Occupations: Fastest Growth

  • Total job growth for all occupations from 2004 to 2014 is projected to be 13%.
  • The fastest growing occupations are projected to show growth between 30% to 56%.
  • 16 of the 30 fastest growing occupations are health related, 6 are computer specialist occupations, 3 are environmental related, and 2 are in teaching.
  • Health related: home health aides; medical assistants; physician assistants, physical therapist assistants; dental hygienists; dental assistants; personal and home care aides.
  • Computer related: network systems and data communications analysts; software engineers; and network and computer systems administrator.
  • Environment related: hydrologist; hazardous materials removal workers; and environmental engineers.
  • Rapid growth in health-related occupations reflects an aging population that requires more health care, a wealthier population that can afford better health care, and advances in medical technology that permit more health problems to be treated more aggressively.

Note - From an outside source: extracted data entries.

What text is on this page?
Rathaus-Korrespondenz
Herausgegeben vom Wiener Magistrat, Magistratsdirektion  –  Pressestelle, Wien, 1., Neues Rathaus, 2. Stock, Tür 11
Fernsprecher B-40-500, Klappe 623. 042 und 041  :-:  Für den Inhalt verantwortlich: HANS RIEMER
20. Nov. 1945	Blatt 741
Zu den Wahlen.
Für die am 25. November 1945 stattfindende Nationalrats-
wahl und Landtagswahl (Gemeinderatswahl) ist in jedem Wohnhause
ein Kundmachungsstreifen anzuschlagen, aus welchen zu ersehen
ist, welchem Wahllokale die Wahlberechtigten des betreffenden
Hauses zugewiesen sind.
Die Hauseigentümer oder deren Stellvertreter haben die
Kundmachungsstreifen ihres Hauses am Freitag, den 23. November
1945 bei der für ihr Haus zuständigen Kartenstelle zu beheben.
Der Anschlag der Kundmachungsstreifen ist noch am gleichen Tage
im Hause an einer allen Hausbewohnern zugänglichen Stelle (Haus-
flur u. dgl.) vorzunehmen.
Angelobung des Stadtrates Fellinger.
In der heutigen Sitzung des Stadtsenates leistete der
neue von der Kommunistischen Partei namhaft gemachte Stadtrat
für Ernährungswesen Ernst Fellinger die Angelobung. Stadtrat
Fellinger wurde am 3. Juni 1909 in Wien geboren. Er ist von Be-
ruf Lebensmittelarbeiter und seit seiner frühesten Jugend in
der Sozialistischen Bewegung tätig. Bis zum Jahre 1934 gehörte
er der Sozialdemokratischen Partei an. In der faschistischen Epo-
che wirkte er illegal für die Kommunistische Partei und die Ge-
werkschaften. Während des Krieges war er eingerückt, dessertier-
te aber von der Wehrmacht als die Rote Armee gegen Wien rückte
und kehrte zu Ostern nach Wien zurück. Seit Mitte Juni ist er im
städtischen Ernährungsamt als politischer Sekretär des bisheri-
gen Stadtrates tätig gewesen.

Occupations: Largest Growth

  • The 30 occupations with the largest job growth will account for 8.8 million new jobs, or 47% of total job growth from 2004-2014.
  • Of these, 11 are service occupations; 4 are office and administrative support; 3 are health care support; 3 are food preparation and serving related; 3 are building and grounds cleaning and maintenance services; 3 are in teaching; and 3 are in transportation and material moving, among others.
  • Half of these 30 occupations have short-term on-the-job training as their most significant source of postsecondary education or training.
  • Many of these jobs have median weekly earnings lower than the average for all occupations--$651 in 2005.